Saturday, September 25, 2021

natural wisdom

"I turned them ahead as usual toward the end of the day", said the farmer/field day host.  "They walked ahead, took a mouthful of the new grass and turned around to beller their complaints at me."

Then he told us that when he checked them the next morning they were all peacefully and happily grazing.  He went on to say he thought that the violent weather including hail and wind predicted for the night before had caused the plants to draw the sugars and liquid carbon, the good stuff, down into the roots where it would be protected, and that the sugars and nutrients had arisen to the foliage in the morning.

What are we to do about this kind of information, we who consider ourselves rational?  Do plants know to protect themselves?  Or more accurately, do they protect the nutrition for the animals that graze them?  Rationality has coached us to think of plants and animals as similar to, but maybe a small step better than machines.  Does this really describe the world?

I have seen cows with their noses pointed straight into the air so that another cow might groom their throats with that rough tongue in long strokes, bottom to top.  And horses standing in pairs, scratching each other's rumps with their teeth.  This doesn't bear much evidence of the old "nature red in tooth and claw" individualist thinking.
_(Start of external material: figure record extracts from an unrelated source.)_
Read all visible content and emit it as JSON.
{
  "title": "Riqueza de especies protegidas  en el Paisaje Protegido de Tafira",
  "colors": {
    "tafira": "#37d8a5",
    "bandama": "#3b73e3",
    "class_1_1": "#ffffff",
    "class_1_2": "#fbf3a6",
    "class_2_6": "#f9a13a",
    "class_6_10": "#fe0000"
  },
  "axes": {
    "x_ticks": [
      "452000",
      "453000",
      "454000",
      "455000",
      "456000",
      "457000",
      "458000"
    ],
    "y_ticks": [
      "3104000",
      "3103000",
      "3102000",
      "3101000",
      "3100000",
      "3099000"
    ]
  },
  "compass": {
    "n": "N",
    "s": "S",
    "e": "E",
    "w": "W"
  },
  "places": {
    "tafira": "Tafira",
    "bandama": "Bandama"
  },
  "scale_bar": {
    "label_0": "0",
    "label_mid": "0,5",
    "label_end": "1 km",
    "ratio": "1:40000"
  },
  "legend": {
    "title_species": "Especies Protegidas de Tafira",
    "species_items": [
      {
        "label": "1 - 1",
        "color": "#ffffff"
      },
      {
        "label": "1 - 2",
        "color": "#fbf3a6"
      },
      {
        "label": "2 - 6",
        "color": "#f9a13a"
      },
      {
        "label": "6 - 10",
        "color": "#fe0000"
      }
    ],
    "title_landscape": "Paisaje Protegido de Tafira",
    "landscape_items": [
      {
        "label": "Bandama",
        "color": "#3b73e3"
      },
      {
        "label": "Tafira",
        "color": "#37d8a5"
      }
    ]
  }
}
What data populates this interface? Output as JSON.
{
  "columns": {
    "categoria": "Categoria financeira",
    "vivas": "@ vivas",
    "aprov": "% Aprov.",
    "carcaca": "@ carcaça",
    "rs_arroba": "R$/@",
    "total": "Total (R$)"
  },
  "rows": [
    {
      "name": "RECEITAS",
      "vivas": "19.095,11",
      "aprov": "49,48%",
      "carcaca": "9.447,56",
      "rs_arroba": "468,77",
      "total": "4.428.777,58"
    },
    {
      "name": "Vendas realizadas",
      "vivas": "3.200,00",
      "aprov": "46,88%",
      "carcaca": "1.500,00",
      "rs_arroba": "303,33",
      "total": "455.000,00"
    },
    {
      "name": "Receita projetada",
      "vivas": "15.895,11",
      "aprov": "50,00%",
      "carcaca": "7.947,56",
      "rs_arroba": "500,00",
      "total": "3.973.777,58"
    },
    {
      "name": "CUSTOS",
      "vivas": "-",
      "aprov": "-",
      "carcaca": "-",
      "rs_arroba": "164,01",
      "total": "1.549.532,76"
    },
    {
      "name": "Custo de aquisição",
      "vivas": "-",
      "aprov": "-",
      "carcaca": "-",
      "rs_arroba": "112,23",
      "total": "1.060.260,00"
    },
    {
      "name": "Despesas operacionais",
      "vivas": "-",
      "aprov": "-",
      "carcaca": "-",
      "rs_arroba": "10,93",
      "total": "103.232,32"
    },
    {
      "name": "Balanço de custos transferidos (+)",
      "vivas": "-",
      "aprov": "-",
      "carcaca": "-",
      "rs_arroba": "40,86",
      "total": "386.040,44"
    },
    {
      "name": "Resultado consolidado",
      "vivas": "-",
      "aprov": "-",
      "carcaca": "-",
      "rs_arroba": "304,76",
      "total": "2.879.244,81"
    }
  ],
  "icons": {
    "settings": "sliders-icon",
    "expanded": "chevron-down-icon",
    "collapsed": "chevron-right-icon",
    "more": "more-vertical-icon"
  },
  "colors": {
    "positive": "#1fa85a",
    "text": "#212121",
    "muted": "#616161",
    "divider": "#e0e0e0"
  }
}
Just before the Covid locked us up, I was listening to a soil scientist presenting his findings about a long studied apple orchard planted on a south facing slope.  The bottom of the slope was a wet area and the top somewhat more droughty.  The scientist explained how he had devised a series of experiments and observations to prove or disprove his casual observation that the trees in the orchard were providing for each other through general association with the web of soil life where they stood and with which they were intimately involved.  He thought he saw strong indication that the trees on the bottom of the slope were sharing the water where they stood with their mates on the drier upslope through the web of life in the soil. 

 Again, do we credit this?  This fellow was not some crazy hermit, but a University trained scientist. For myself, I plan to keep these things in mind as I explore.  And while I am little qualified to pass judgement on the reality of this, I do find myself wondering about a situation in which an apple tree may send water uphill to help a thirsty compatriot but a modern nation such as ours cannot pass a law that provides health care for all and some basic help for families.  What really can we and should we learn from the plants and animals we so casually manipulate?